Asked about her thoughts on the #MeToo movement, Malala praised its impact on raising issues of discrimination in Western nations.
"It is raising awareness of the violence and harassment that women are facing," she said.
"In the West, it has never been mentioned in this way before. In that way, it is a positive thing because we are talking about it."
"I hope that this will raise awareness that this is a global issue and highlight the discrimination women, ethnic minorities, different groups are facing."
She said work must continue on the ground in developed and developing nations.
"Under-representation, inequalities are global. In Australia, the US, the UK, women are discriminated against in one way or another. Unequal pay. We are 50 per cent of the population. But when you look at (parliament) it (the female representation) is 16 per cent. Come on, we have to change that."
After returning to her native Swat Valley in Pakistan's northeast, Ms Yousafzai said she is keen to return again once she completes her studies.
Visiting her hometown in March, she said the experience was emotional.
“As soon as I put my feet on the ground, I could breathe the air, I was so grateful, so happy.
“I received my family - about 600 of them.”
During the trip, she met with feminists in the country, Prime Minister Shahid Khaqan Abbasi, and also delivered a televised speech.
She said at the time she was proud and honoured to return home to see the impact of the $6 million-plus invested in girls' education in Pakistan.
A future politician or Pakistani PM?
Probed on any political aspirations, Ms Yousafzai said she is disheartened by the state of politics.
"It is quite discouraging," she said, adding that she viewed a political career with "decreasing attractiveness".

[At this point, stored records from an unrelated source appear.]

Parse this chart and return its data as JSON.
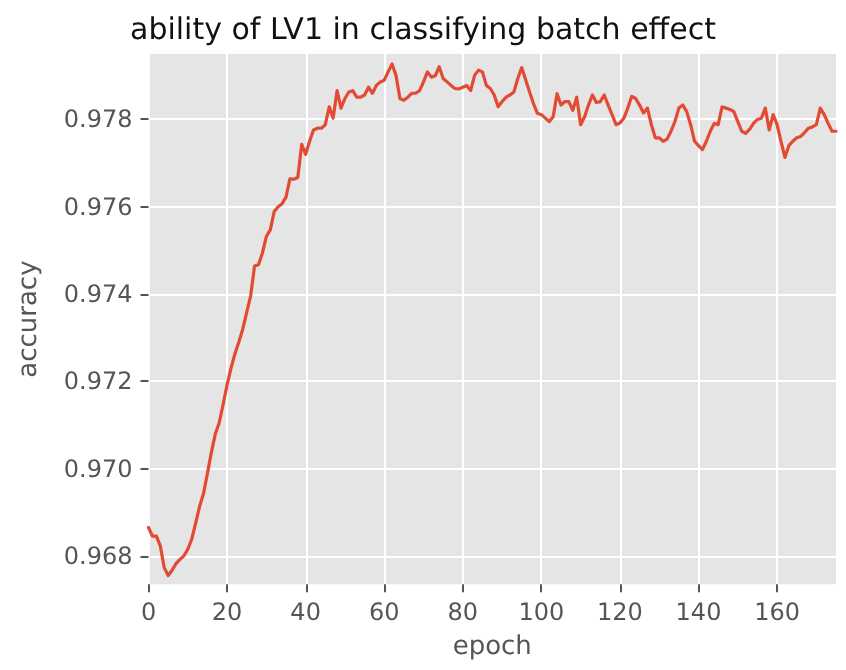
{
  "chart_data": {
    "type": "line",
    "title": "ability of LV1 in classifying batch effect",
    "xlabel": "epoch",
    "ylabel": "accuracy",
    "xlim": [
      0,
      175
    ],
    "xticks": [
      0,
      20,
      40,
      60,
      80,
      100,
      120,
      140,
      160
    ],
    "ylim": [
      0.96735,
      0.9795
    ],
    "yticks": [
      0.968,
      {
        "value": 0.97,
        "label": "0.970"
      },
      0.972,
      0.974,
      0.976,
      0.978
    ],
    "grid": true,
    "marker": "none",
    "line_style": "solid",
    "x": [
      0,
      1,
      2,
      3,
      4,
      5,
      6,
      7,
      8,
      9,
      10,
      11,
      12,
      13,
      14,
      15,
      16,
      17,
      18,
      19,
      20,
      21,
      22,
      23,
      24,
      25,
      26,
      27,
      28,
      29,
      30,
      31,
      32,
      33,
      34,
      35,
      36,
      37,
      38,
      39,
      40,
      41,
      42,
      43,
      44,
      45,
      46,
      47,
      48,
      49,
      50,
      51,
      52,
      53,
      54,
      55,
      56,
      57,
      58,
      59,
      60,
      61,
      62,
      63,
      64,
      65,
      66,
      67,
      68,
      69,
      70,
      71,
      72,
      73,
      74,
      75,
      76,
      77,
      78,
      79,
      80,
      81,
      82,
      83,
      84,
      85,
      86,
      87,
      88,
      89,
      90,
      91,
      92,
      93,
      94,
      95,
      96,
      97,
      98,
      99,
      100,
      101,
      102,
      103,
      104,
      105,
      106,
      107,
      108,
      109,
      110,
      111,
      112,
      113,
      114,
      115,
      116,
      117,
      118,
      119,
      120,
      121,
      122,
      123,
      124,
      125,
      126,
      127,
      128,
      129,
      130,
      131,
      132,
      133,
      134,
      135,
      136,
      137,
      138,
      139,
      140,
      141,
      142,
      143,
      144,
      145,
      146,
      147,
      148,
      149,
      150,
      151,
      152,
      153,
      154,
      155,
      156,
      157,
      158,
      159,
      160,
      161,
      162,
      163,
      164,
      165,
      166,
      167,
      168,
      169,
      170,
      171,
      172,
      173,
      174,
      175
    ],
    "series": [
      {
        "color": "#e24a33",
        "values": [
          0.96865,
          0.96845,
          0.96845,
          0.96823,
          0.96773,
          0.96755,
          0.96767,
          0.96782,
          0.96792,
          0.968,
          0.96815,
          0.96838,
          0.96875,
          0.96913,
          0.96943,
          0.96989,
          0.97037,
          0.97079,
          0.97105,
          0.97147,
          0.97192,
          0.9723,
          0.97263,
          0.9729,
          0.9732,
          0.97358,
          0.97396,
          0.97464,
          0.97467,
          0.97494,
          0.97532,
          0.97547,
          0.97589,
          0.976,
          0.97607,
          0.97622,
          0.97664,
          0.97663,
          0.97667,
          0.97743,
          0.9772,
          0.9775,
          0.97776,
          0.9778,
          0.9778,
          0.97788,
          0.97829,
          0.97803,
          0.97866,
          0.97826,
          0.97848,
          0.97863,
          0.97866,
          0.97851,
          0.97851,
          0.97856,
          0.97874,
          0.9786,
          0.97878,
          0.97886,
          0.9789,
          0.97909,
          0.97927,
          0.97901,
          0.97848,
          0.97844,
          0.97851,
          0.9786,
          0.9786,
          0.97866,
          0.97886,
          0.97909,
          0.97897,
          0.979,
          0.97921,
          0.97894,
          0.97886,
          0.97878,
          0.97871,
          0.9787,
          0.97874,
          0.97878,
          0.97866,
          0.97901,
          0.97913,
          0.97909,
          0.97878,
          0.97871,
          0.97856,
          0.97829,
          0.97841,
          0.97851,
          0.97856,
          0.97863,
          0.97894,
          0.97919,
          0.97891,
          0.97863,
          0.97836,
          0.97814,
          0.97811,
          0.97803,
          0.97795,
          0.97806,
          0.97859,
          0.97833,
          0.97841,
          0.97841,
          0.97821,
          0.97851,
          0.97788,
          0.97806,
          0.97833,
          0.97856,
          0.97839,
          0.97841,
          0.97856,
          0.97833,
          0.97811,
          0.97788,
          0.97792,
          0.97803,
          0.97826,
          0.97853,
          0.97848,
          0.97833,
          0.97815,
          0.97826,
          0.97788,
          0.97758,
          0.97758,
          0.9775,
          0.97755,
          0.97773,
          0.97795,
          0.97826,
          0.97833,
          0.97818,
          0.97788,
          0.9775,
          0.9774,
          0.97731,
          0.9775,
          0.97773,
          0.97791,
          0.97788,
          0.97829,
          0.97826,
          0.97823,
          0.97818,
          0.97795,
          0.97773,
          0.97768,
          0.97777,
          0.97791,
          0.978,
          0.97803,
          0.97826,
          0.97776,
          0.97811,
          0.97788,
          0.9775,
          0.97713,
          0.9774,
          0.9775,
          0.97758,
          0.97761,
          0.9777,
          0.9778,
          0.97783,
          0.97788,
          0.97826,
          0.97811,
          0.97791,
          0.97773,
          0.97773
        ]
      }
    ]
  }
}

And what about being Pakistan's second female prime minister after Benazir Bhutto?
"I hope that there is more females than me (for the job)," she replied.

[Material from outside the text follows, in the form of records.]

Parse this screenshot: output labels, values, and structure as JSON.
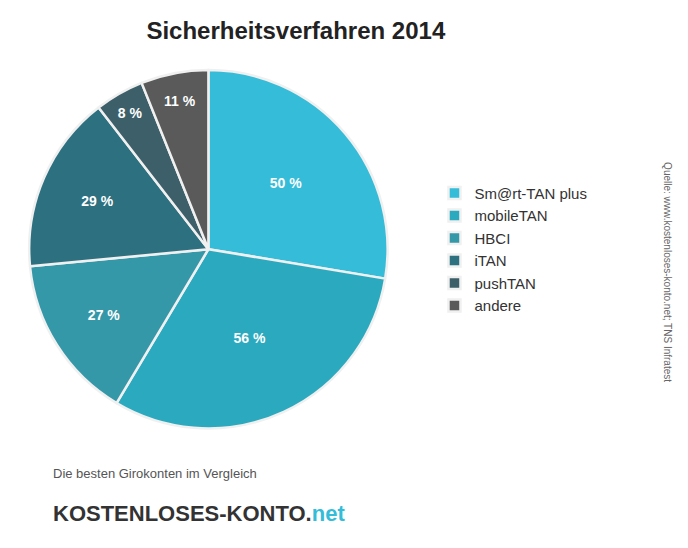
{
  "chart_data": {
    "type": "pie",
    "title": "Sicherheitsverfahren 2014",
    "categories": [
      "Sm@rt-TAN plus",
      "mobileTAN",
      "HBCI",
      "iTAN",
      "pushTAN",
      "andere"
    ],
    "values": [
      50,
      56,
      27,
      29,
      8,
      11
    ],
    "value_labels": [
      "50 %",
      "56 %",
      "27 %",
      "29 %",
      "8 %",
      "11 %"
    ],
    "colors": [
      "#35bcd8",
      "#2baabf",
      "#3598a8",
      "#2d7080",
      "#3d5f6a",
      "#5a5a5a"
    ],
    "data_labels": true,
    "legend": "right",
    "annotations": [
      "Quelle: www.kostenloses-konto.net; TNS Infratest",
      "Die besten Girokonten im Vergleich",
      "KOSTENLOSES-KONTO.",
      "net"
    ]
  }
}
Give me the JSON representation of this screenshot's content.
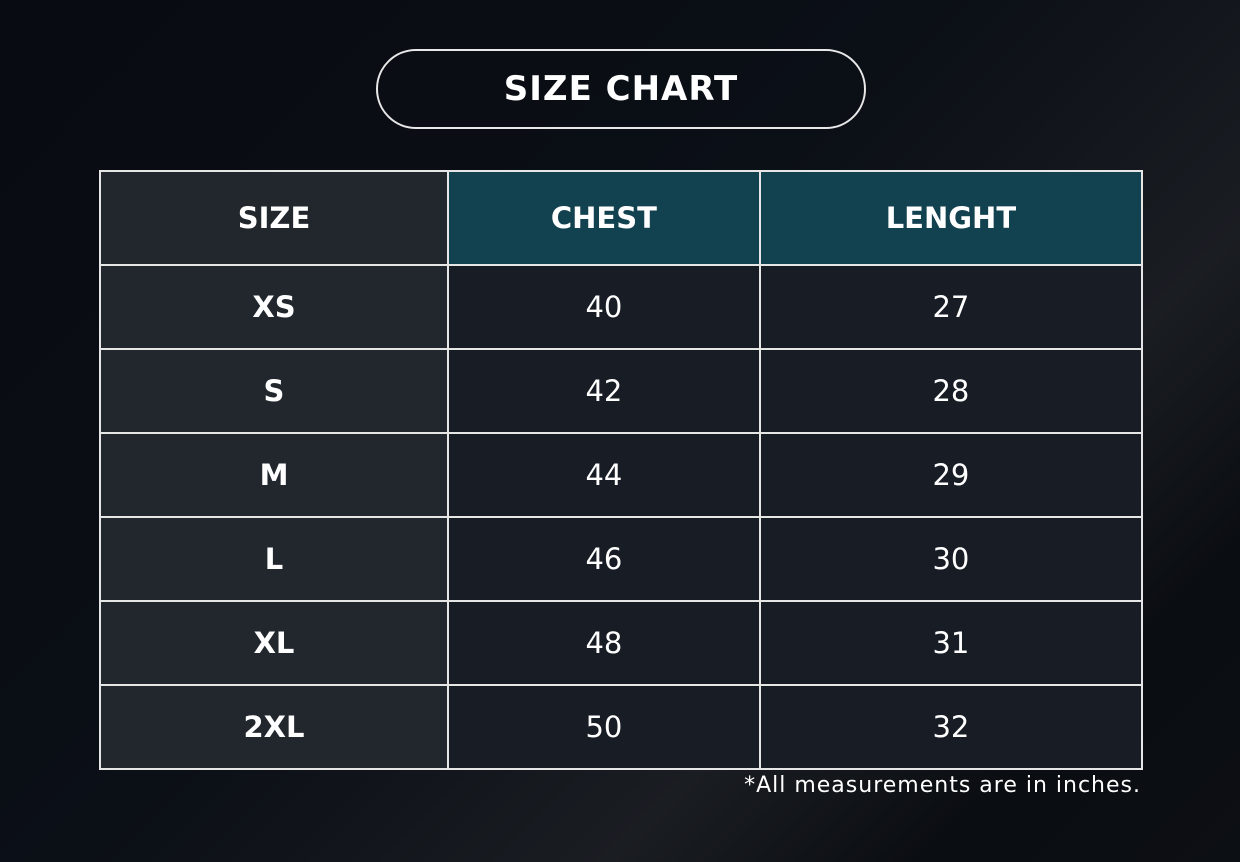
{
  "title": "SIZE CHART",
  "colors": {
    "header_accent": "#12414f",
    "size_column": "#21272d",
    "body_cells": "#171c25",
    "background": "#0a0d13"
  },
  "table": {
    "headers": [
      "SIZE",
      "CHEST",
      "LENGHT"
    ],
    "rows": [
      [
        "XS",
        "40",
        "27"
      ],
      [
        "S",
        "42",
        "28"
      ],
      [
        "M",
        "44",
        "29"
      ],
      [
        "L",
        "46",
        "30"
      ],
      [
        "XL",
        "48",
        "31"
      ],
      [
        "2XL",
        "50",
        "32"
      ]
    ]
  },
  "note": "*All measurements are in inches."
}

She did admit to not having thought too far beyond graduating, but was open to the possibility of a job in Australia.
"I don’t know career wise. If there is a job in Australia I can do... I do love cricket though."
Appreciating the value of education
Asked in a pre-recorded question from a student on how best to explain the value of education to someone who does not see it, Ms Yousafzai admitted that having to fight for the right did create a greater sense of appreciation.
"It is given to them. They do not go through the stage of fighting for it," she said.
"It is important for people to value education and take advantage of it as much as you can. Get your education and find your skill and your talents. Let your education lead you to find your talent."
Newfound love of Australia
While only in the country for two days so far, Ms Yousafzai said the place has already won over her heart.
“I already love the country. I’ve come from the UK, the cold and rain. And I’m happy to enjoy the weather here. Secondly, I am a big fan of the Australian cricket team.”
Today, there are 262 million - one out of every five children - children under the age of 17 out of school, according to UN statistics.
Ms Yousafzai continues speaking around the world to promote women's rights through the Malala Fund. The non-profit organisation works in Pakistan, Africa and the Middle East.
Ms Yousafzai will also speak at the Melbourne Convention and Exhibition Centre on Tuesday as part of the Women World Changers series. Organised by the Growth Faculty, Malala's speaking engagements follows speeches by Hillary Clinton, Valerie Jarrett and Elizabeth Broderick.